Published July 24, 2008, last updated on March 8, 2013 under Research News

Sherryl Broverman, a Duke Global Health Institute member and associate professor of the practice in biology, has been elected a 2008-2009 SENCER Leadership Fellow. SENCER (Science Education for New Civic Engagements and Responsibilities) is a faculty development and science education reform project supported by the National Science Foundation. SENCER strives to engage student interest in the sciences by focusing coursework on real world problems. 

“Professor Broverman has a long and distinguished association with SENCER marked by remarkable accomplishments,” says David Ferguson, chair of the National Fellowship Board, which chose the candidates. “Her course on the science of HIV, which embraces innovative and durable linkages between two SENCER courses, one at Duke and the other at Egerton University in Kenya, has been selected as a 2008-2009 SENCER model.”

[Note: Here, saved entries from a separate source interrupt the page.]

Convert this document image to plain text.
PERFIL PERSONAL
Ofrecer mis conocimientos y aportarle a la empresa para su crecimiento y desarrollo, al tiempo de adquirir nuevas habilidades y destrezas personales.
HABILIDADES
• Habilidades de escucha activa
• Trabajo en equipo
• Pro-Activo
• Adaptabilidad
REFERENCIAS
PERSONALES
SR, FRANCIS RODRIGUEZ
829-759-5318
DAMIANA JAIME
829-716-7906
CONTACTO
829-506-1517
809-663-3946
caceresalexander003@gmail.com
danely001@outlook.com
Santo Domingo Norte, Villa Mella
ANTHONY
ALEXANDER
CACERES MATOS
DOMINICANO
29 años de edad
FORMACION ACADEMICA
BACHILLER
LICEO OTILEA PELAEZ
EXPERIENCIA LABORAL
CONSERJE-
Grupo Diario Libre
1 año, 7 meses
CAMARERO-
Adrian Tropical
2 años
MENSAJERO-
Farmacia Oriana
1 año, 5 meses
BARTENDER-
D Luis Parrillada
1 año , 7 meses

Broverman says she is honored to be selected as a SENCER Leadership Fellow, and grateful for the difference this program has made. “It was through involvement with SENCER and the connections we built with Egerton University in Kenya that I was introduced to the people of Muhuru Bay,” she explains. “Now my work in Kenya has expanded to include working with WISER (Women’s Institute for Secondary Education and Research) and supporting community efforts to build a boarding school and community center for adolescent girls in an area ravaged by HIV/AIDS and poverty.”